Advances in Biology & Earth Sciences

Diabetic foot ulcers (DFUs) are chronic wounds frequently complicated by multidrug-resistant bacterial infections, particularly Pseudomonas aeruginosa. Marine organisms, especially coral gorgonians like Ellisella sp., harbor diverse symbiotic bacteria with promising bioactive properties. The study objective was to investigate the in vitro anti-bacterial potential and hydrolytic enzyme production of bacteria associated with Ellisella sp. against the P. aeruginosa pathogenic strain. Anti-bacterial activity was assessed using the plug agar diffusion method against clinical P. aeruginosa strains. While hydrolytic enzyme assays were conducted on the assay plates with different selective media. Selected isolates were then identified molecularly. NRPS, PKS-I and PKS-II genes were detected through the PCR method. The result showed that three of the 15 Ellisella-associated bacterial isolates, KGE01, KGE13 and KGE15, exhibited antibacterial activity against P. aeruginosa.
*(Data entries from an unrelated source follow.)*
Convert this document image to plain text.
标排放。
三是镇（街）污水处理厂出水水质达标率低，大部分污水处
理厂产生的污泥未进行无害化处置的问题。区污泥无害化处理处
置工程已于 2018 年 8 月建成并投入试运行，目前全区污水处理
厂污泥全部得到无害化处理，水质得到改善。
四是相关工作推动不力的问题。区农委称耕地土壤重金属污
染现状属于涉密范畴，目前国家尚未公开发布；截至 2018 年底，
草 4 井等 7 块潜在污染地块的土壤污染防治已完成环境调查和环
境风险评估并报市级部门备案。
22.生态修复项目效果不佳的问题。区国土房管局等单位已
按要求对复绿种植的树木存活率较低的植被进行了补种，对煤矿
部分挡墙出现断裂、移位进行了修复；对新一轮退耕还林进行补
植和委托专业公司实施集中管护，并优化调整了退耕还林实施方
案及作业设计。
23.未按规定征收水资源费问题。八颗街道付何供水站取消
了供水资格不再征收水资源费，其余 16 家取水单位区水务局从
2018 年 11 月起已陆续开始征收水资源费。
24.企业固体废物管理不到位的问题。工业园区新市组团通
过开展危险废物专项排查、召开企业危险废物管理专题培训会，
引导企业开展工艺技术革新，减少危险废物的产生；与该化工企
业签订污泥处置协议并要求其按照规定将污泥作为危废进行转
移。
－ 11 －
Enzyme assays revealed that the selected isolate (KGE-15) secreted active hydrolytic enzymes (amylases), potentially beneficial for biofilm disruption and the wound surgical process. Molecular identification showed that the KGE15 isolate has the closest similarity to Acinetobacter soli. No NRPS and PKS genes were detected, except the PKS-II gene. Hence, bacteria associated with Ellisella sp. demonstrate significant anti-bacterial and enzymatic activities against P. aeruginosa, indicating their potential as alternative therapeutic agents.